We finally made it to Machhapuchhare Base Camp where we were due to stop for lunch. I had a total meltdown. Like Frodo, I felt "very small, and uprooted, and well - desperate". Luckily, my wonderful companions were on hand with hugs, tea, and an all important Mars bar. I'd been convinced that there was no way we could continue that afternoon to Annapurna Base Camp, our ultimate destination. But our guide said yes, of course we were going, and anyway the Sherpas were already there with our bags so we had to follow. Though it looked "from afar... that the mountain was covered with storm", we pressed on.

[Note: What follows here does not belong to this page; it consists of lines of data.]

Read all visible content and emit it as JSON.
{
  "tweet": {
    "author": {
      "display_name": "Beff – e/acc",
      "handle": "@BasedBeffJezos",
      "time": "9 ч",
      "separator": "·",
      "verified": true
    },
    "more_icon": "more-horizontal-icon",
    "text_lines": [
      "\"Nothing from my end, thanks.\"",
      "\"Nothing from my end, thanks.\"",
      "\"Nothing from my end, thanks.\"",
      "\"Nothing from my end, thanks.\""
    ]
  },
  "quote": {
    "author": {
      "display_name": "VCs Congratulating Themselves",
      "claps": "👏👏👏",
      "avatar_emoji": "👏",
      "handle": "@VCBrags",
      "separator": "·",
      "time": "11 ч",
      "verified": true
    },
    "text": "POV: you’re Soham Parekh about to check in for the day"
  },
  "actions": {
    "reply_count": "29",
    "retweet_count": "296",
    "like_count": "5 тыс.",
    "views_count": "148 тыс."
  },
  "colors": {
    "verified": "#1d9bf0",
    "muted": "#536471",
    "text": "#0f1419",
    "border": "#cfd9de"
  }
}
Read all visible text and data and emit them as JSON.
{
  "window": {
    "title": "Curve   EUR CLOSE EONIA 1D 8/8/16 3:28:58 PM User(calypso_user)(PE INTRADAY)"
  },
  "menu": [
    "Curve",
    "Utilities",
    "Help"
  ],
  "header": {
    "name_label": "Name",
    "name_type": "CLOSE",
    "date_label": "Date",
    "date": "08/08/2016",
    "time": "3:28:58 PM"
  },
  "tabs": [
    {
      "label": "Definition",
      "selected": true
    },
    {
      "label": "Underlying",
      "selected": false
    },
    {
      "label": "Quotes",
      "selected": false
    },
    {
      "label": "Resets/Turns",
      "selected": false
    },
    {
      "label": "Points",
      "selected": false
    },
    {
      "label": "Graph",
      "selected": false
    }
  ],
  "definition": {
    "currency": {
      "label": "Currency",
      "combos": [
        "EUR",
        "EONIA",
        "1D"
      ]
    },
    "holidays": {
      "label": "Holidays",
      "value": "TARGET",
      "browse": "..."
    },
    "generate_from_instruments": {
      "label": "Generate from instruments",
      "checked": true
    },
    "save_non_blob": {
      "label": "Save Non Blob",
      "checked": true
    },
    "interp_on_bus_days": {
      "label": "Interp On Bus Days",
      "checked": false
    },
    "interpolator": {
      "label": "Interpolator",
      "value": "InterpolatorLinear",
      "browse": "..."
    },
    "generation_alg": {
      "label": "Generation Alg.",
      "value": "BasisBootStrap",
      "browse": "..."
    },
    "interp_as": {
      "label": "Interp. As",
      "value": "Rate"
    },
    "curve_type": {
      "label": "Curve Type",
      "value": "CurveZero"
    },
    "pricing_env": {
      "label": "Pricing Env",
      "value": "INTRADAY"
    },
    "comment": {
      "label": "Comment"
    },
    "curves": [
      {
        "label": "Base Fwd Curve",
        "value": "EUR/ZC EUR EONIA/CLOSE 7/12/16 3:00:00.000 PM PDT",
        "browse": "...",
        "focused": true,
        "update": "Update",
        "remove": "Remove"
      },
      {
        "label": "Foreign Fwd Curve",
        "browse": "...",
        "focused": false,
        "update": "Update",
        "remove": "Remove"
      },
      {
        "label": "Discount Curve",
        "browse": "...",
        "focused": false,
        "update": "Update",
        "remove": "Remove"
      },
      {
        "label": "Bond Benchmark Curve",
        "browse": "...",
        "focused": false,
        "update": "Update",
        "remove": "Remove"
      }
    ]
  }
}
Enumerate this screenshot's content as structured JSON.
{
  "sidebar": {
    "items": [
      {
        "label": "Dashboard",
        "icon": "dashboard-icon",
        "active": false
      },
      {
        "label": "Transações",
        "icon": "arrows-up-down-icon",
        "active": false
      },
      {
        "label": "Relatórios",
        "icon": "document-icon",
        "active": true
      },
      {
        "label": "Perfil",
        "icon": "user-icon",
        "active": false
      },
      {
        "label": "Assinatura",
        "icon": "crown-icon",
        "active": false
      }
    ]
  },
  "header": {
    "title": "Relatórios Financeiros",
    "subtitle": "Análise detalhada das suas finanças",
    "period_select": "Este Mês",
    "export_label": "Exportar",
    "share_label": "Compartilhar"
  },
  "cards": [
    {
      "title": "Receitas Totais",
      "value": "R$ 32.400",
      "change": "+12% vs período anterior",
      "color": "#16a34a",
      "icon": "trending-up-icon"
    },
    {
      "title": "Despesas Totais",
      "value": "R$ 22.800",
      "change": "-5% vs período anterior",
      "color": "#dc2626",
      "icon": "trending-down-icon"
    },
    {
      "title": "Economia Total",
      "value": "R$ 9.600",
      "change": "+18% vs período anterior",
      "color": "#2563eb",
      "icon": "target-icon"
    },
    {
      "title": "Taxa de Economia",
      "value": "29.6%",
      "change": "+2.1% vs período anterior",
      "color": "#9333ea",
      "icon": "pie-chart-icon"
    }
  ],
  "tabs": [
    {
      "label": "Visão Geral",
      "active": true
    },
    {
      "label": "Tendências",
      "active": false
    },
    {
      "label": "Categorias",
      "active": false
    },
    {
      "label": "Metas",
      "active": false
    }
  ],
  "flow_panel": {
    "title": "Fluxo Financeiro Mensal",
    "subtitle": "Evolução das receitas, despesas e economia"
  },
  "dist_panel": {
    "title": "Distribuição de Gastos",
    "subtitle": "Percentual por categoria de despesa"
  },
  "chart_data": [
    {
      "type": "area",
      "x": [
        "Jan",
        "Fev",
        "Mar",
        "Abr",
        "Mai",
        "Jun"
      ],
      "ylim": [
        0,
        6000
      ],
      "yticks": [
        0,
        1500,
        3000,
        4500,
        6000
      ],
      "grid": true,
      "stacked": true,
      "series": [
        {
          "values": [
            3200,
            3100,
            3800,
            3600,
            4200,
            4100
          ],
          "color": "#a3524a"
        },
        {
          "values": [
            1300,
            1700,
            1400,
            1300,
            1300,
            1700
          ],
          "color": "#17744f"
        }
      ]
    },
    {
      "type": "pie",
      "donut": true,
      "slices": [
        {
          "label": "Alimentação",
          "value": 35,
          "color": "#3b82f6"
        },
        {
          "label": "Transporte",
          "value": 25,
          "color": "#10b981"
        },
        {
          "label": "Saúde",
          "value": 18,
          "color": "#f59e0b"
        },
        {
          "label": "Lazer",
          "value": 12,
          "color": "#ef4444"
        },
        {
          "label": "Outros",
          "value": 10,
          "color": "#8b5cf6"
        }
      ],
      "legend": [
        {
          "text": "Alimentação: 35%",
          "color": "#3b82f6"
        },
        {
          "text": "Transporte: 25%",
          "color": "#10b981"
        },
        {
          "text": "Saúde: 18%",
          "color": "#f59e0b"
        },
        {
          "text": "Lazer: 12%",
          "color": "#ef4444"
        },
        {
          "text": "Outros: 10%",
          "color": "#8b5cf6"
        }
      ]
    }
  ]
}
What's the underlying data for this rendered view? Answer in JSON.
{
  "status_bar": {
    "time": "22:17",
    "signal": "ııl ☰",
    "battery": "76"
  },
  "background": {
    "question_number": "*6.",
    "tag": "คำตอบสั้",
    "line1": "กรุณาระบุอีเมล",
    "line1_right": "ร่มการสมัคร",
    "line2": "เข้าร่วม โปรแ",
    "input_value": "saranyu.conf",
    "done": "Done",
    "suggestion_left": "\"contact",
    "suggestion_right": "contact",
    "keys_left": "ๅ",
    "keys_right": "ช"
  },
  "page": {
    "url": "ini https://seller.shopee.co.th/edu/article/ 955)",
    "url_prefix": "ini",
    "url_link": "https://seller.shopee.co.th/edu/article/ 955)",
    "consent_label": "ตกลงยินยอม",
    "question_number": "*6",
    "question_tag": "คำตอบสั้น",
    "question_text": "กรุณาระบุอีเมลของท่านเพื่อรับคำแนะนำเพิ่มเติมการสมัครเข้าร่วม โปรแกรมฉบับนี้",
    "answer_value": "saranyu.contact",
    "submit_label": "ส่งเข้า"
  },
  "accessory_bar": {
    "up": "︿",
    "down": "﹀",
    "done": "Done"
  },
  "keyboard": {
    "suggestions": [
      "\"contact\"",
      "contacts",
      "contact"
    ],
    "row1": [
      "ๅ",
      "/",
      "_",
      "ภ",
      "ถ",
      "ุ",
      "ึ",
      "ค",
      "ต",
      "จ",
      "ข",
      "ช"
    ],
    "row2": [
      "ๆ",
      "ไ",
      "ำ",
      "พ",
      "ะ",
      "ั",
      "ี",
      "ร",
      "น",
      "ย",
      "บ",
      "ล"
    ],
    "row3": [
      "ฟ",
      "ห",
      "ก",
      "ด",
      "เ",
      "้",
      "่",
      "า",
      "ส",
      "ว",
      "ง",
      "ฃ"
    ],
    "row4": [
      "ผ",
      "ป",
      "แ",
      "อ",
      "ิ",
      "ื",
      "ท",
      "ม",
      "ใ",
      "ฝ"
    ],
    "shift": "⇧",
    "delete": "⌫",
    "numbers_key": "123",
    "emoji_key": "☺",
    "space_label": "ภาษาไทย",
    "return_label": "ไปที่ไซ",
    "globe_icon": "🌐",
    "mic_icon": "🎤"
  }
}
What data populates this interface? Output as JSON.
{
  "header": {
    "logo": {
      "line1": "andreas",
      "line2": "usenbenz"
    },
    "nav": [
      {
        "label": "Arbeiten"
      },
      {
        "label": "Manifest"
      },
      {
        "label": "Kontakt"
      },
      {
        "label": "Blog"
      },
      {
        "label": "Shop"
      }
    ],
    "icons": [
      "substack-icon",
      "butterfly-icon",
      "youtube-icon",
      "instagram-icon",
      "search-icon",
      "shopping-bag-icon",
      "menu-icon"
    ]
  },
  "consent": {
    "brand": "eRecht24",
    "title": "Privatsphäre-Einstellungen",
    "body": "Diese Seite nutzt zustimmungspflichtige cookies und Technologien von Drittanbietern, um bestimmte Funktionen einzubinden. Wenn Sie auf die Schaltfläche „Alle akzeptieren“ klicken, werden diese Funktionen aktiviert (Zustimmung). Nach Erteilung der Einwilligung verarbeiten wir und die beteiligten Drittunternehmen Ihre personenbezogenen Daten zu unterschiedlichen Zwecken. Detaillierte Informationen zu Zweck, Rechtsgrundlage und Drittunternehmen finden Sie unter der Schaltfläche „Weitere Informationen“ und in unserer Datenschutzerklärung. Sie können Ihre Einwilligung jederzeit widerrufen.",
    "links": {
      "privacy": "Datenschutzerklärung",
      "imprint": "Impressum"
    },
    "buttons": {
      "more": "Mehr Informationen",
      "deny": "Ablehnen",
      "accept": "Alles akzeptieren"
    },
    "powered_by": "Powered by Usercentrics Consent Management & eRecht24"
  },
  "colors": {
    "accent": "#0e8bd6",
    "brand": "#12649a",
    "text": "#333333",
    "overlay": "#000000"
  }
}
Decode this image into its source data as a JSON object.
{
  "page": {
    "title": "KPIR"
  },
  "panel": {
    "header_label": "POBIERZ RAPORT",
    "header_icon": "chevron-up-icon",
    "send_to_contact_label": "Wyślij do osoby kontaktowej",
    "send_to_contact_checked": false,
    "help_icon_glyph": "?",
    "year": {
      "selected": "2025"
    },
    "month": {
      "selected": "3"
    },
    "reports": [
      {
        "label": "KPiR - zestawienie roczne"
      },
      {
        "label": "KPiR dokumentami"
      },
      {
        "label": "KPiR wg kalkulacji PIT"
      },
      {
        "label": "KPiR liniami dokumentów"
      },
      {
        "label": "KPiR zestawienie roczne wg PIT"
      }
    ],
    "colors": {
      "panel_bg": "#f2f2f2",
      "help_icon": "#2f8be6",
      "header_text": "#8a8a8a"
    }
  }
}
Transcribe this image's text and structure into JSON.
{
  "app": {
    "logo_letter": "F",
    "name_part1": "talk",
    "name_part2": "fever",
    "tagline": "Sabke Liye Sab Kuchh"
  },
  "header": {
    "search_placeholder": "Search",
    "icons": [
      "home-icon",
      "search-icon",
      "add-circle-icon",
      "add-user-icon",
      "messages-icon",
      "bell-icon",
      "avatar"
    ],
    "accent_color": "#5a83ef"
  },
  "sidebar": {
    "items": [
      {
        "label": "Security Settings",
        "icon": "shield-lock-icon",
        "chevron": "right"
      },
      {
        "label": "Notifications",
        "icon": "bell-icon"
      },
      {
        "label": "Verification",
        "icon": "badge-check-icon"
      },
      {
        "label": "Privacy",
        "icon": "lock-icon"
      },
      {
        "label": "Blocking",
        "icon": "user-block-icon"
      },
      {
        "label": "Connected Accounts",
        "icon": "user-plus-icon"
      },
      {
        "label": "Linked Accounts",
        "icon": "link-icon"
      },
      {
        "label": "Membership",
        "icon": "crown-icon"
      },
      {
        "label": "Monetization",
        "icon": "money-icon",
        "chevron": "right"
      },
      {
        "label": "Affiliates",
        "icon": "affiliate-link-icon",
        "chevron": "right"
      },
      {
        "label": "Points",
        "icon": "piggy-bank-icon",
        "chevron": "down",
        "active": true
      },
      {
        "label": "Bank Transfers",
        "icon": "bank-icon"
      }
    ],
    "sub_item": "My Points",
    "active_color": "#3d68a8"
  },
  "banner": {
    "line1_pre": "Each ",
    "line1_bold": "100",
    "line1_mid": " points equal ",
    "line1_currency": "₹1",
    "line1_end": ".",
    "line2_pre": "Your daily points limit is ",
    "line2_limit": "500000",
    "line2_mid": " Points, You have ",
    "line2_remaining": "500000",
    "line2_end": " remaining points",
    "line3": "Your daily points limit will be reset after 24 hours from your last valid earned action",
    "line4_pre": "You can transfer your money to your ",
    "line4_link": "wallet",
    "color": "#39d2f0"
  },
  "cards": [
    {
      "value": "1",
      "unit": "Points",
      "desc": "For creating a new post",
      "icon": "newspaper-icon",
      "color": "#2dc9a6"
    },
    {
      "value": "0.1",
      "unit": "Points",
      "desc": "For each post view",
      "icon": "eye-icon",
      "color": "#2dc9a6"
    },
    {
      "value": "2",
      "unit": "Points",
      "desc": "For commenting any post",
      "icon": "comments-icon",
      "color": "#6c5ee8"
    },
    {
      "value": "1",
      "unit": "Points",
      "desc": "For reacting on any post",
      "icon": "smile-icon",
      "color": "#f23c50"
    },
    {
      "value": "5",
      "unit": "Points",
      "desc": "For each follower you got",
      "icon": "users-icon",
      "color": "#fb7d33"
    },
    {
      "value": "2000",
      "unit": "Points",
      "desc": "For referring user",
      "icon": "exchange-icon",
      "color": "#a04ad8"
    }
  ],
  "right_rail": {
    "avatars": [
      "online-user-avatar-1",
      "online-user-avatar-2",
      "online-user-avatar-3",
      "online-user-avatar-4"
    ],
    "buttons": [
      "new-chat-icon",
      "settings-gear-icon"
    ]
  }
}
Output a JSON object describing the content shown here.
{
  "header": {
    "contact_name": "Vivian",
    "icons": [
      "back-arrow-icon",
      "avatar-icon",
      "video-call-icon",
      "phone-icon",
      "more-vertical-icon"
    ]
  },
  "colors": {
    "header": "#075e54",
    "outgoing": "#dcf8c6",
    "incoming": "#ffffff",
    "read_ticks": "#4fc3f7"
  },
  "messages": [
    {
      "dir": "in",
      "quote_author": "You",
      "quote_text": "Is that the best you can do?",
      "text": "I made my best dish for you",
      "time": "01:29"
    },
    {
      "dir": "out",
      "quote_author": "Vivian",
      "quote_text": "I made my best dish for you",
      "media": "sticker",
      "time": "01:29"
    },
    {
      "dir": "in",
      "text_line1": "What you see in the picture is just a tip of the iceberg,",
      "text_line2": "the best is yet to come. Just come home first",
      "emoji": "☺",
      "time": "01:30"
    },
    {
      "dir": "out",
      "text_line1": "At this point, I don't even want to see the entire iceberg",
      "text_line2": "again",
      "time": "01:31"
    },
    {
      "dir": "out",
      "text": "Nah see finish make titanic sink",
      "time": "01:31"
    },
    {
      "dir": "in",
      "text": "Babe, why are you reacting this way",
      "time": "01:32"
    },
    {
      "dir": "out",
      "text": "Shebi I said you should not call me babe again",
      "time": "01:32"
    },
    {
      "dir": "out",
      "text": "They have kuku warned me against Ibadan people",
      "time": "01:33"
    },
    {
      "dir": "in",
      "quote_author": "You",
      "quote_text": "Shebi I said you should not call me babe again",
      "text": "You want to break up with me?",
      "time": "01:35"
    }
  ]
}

After lunch, everything changed. Within a few minutes we were above the clouds, and the snow stopped. Everything was blinding white: the sun, the sky, the clouds, the mountains. The sharp cliff edges disappeared, and the worst that could happen was falling into a cushion of spongy, powdery snow. Annapurna South, all 7,219 metres of it, rose up majestically from a bed of cloud with the sun blazing on it. It was beautiful. I could have wept with joy, if I hadn't been dehydrated from all the crying earlier and worried about getting altitude sickness. We reached Base Camp, exhausted but euphoric, and had a celebratory pizza. Maybe it wasn't as epic a quest as the Fellowship of the Ring's, but I felt pretty proud of myself.
After the snow day, the last few days of our trek seemed easy. The biggest challenges were the unfamiliar creatures blocking our path. My Balrog was a massive water buffalo, with mean looking horns, wedged across the steps ahead of me when I was walking alone. Our hoard of Orcs was a herd of fifty goats, all staring at us good naturedly, but in no hurry to move as we battled our way through them.
After a much needed hot shower in Pokhara, we returned to Kathmandu, and my new friends departed. Now I'm spending a few days away from the noise of Kathmandu in Bakhtapur, a beautifully preserved medieval city. With no fixed plan, I intend to spend lots of time with my feet up, moving from cafe to cafe drinking copious amounts of tea, and finding out if Frodo ever manages to get rid of the Ring. After ten days of intense activity, it's a relief to potter around for a while. After all, "not all who wander are lost."